Cells have distinct mechanisms to maintain protection against different reactive oxygen species: oxidative-stress-response genes

Abstract

The complete set of viable deletion strains in Saccharomyces cerevisiae was screened for sensitivity of mutants to five oxidants to identify cell functions involved in resistance to oxidative stress. This screen identified a unique set of mainly constitutive functions providing the first line of defense against a particular oxidant; these functions are very dependent on the nature of the oxidant. Most of these functions are distinct from those involved in repair and recovery from damage, which are generally induced in response to stress, because there was little correlation between mutant sensitivity and the reported transcriptional response to oxidants of the relevant gene. The screen identified 456 mutants sensitive to at least one of five different types of oxidant, and these were ranked in order of sensitivity. Many genes identified were not previously known to have a role in resistance to reactive oxygen species. These encode functions including protein sorting, ergosterol metabolism, autophagy, and vacuolar acidification. Only two mutants were sensitive to all oxidants examined, only 12 were sensitive to at least four, and different oxidants had very different spectra of deletants that were sensitive. These findings highlight the specificity of cellular responses to different oxidants: No single oxidant is representative of general oxidative stress. Mitochondrial respiratory functions were overrepresented in mutants sensitive to H(2)O(2), and vacuolar protein-sorting mutants were enriched in mutants sensitive to diamide.
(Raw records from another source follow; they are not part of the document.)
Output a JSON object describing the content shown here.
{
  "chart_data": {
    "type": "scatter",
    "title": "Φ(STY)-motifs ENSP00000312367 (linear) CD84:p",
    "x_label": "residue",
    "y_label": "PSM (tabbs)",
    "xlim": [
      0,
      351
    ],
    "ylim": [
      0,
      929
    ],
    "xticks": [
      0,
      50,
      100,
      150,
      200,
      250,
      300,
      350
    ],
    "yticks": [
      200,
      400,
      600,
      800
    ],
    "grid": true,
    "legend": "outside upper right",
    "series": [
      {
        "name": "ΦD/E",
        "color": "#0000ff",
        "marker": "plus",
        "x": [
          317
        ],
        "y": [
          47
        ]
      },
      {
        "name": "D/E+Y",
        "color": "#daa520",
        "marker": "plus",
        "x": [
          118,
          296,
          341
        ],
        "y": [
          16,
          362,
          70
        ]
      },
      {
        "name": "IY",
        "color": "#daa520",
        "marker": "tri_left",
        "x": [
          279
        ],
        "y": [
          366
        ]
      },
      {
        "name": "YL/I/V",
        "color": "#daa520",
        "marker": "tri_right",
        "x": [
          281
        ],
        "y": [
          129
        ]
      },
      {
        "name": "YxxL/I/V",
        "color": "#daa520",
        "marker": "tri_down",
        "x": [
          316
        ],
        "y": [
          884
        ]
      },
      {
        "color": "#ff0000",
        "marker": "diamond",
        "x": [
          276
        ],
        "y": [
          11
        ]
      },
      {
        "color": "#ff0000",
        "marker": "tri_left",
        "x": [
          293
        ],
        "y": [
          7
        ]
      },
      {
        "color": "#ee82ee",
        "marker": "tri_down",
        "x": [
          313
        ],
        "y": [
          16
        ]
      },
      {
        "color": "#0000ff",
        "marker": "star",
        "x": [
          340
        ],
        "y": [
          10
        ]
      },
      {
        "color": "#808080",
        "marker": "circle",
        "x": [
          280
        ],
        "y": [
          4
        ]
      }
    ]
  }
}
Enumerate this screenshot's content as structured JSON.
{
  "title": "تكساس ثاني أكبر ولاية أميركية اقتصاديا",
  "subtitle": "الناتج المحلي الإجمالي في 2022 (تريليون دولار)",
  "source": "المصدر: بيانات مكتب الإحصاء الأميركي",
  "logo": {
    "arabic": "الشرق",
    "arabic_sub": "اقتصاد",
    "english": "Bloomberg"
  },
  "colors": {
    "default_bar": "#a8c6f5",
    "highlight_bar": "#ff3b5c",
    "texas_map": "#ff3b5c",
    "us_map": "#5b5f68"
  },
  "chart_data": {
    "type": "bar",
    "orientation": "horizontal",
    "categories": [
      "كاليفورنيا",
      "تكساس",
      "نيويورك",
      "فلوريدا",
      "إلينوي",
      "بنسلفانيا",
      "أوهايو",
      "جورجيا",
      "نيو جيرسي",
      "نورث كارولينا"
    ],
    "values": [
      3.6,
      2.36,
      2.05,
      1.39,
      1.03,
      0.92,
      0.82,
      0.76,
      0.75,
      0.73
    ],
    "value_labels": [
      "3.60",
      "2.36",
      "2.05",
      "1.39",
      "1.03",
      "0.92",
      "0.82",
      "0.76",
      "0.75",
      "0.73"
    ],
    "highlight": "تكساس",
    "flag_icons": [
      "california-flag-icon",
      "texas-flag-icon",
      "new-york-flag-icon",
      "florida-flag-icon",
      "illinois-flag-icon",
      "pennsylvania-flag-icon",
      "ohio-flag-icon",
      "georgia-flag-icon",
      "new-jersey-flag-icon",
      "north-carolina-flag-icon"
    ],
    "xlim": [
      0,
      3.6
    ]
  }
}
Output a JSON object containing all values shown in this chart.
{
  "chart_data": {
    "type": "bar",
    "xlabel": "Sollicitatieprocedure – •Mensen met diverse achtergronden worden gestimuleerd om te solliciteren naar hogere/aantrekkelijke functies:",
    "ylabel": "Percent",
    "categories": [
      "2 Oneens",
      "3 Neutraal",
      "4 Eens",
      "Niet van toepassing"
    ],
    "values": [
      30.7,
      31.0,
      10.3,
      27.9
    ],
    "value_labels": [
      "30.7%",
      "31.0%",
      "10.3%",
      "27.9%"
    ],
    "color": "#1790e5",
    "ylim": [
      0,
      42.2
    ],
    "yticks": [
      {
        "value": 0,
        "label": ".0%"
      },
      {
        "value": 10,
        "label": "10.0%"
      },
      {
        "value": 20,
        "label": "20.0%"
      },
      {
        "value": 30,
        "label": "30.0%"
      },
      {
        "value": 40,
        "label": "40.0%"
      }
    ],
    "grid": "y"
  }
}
Core functions required for a broad range of oxidative-stress resistance include transcription, protein trafficking, and vacuolar function.

Fig. 1.

Determination of oxidant concentrations for mutant screening. The WT and known oxidant-sensitive mutants were inoculated in yeast extract/peptone/dextrose (YEPD) medium in a 96-well plate and grown to stationary phase. The cultures were replicated on plates containing different concentrations of H₂O₂, diamide, CHP, LoaOOH, and menadione. Representative examples of H₂O₂, menadione (Men.), and CHP plates are shown. The first two columns in each panel represent the WT strain.

Fig. 2.

Hierarchical clustering of deletion mutant sensitivity data. (A) Sensitivity data (obtained as described in Methods) were imported into genespring 5 so that highest sensitivity was represented by the most intense red color. Hierarchical clustering was performed by using the Pearson correlation, and clusters were analyzed for an overrepresentation of biological functions. (B) Hierarchical clustering of the microarray data from Gasch et al. (18) and our own data on LoaOOH (N.A., V.J.H., and I.W.D., unpublished data) was combined with the deletion mutant data. Transcriptional data were given a weight of 75, relative to 1 for the sensitivity data. HS, heat shock; C, CHP; L, LoaOOH; M, menadione; H, H₂O₂; D, diamide.

Fig. 3.

Functional grouping of deletion mutant sensitivity data. Sensitive strains were organized in functional groups based on the categories of genes identified in the Munich Information Center for Protein Sequences (MIPS) database and Saccharomyces Genome Database, combined with visual inspection. The relative contribution of each functional group to sensitivity is shown for each oxidative-stress condition examined. The number of sensitive strains is shown next to each condition. More detailed functional grouping is available in Table 2. Mit, mitochondria; Vac, VPS and vacuolar function; Met, metabolism; Pro, mRNA/protein synthesis; CW, cell wall; O/U, other/unknown.